This work investigates whether tool-augmented reasoning outperforms native chain-of-thought (CoT) under semantic interference and elucidates the underlying mechanisms of performance degradation. By employing a factorized intervention framework, the study disentangles the costs of prompt formatting, overhead from tool-calling protocols, and actual utility derived from tools, introducing for the first time the concept of a “tool usage tax” to quantify the performance penalty inherent to the protocol itself. To address this, the authors propose G-STEP, a lightweight gating mechanism that dynamically modulates tool invocation during reasoning. Experiments reveal that under semantic noise, the benefits of tool use often fail to offset protocol-induced overhead, resulting in performance inferior to native CoT. While G-STEP partially mitigates this issue, substantial improvement ultimately hinges on enhancing the model’s intrinsic reasoning capabilities.

Tool-augmented reasoning has become a popular direction for LLM-based agents, and it is widely assumed to improve reasoning and reliability.
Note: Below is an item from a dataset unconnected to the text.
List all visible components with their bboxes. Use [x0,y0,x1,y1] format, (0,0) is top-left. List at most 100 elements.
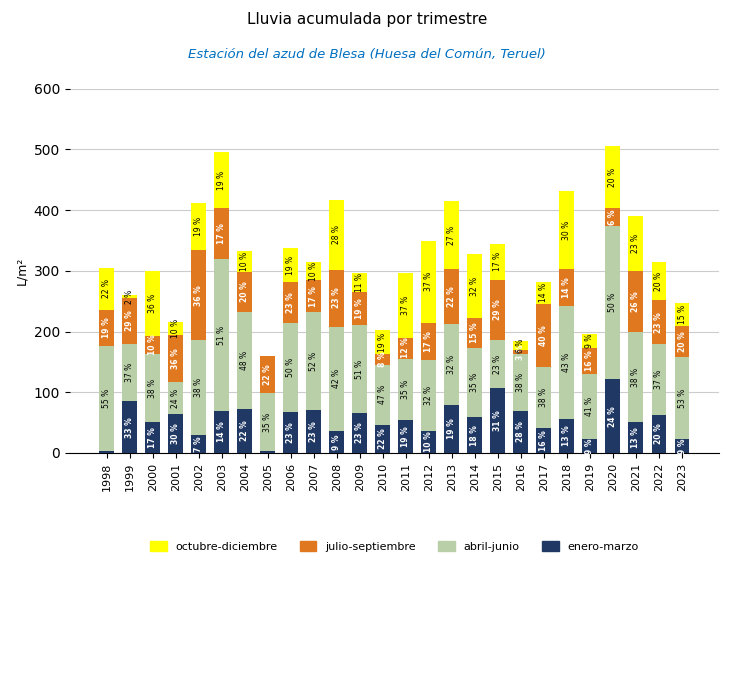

However, we demonstrate that this consensus does not always hold: in the presence of semantic distractors, tool-augmented reasoning does not necessarily outperform native CoT. To explain this performance gap, we propose a Factorized Intervention Framework that isolates the cost of prompt formatting, the overhead of the tool-calling protocol, and the actual gain from executing tools. Our analysis reveals a critical tradeoff: under semantic noise, the gains from tools often fail to offset the "tool-use tax", which is the performance degradation introduced by the tool-calling protocol itself. To address this, we introduce G-STEP, a lightweight inference-time gate to mitigate protocol-induced errors. While this yields partial recovery, our findings suggest that more substantial improvements still require strengthening the model's intrinsic reasoning and tool-interaction capabilities.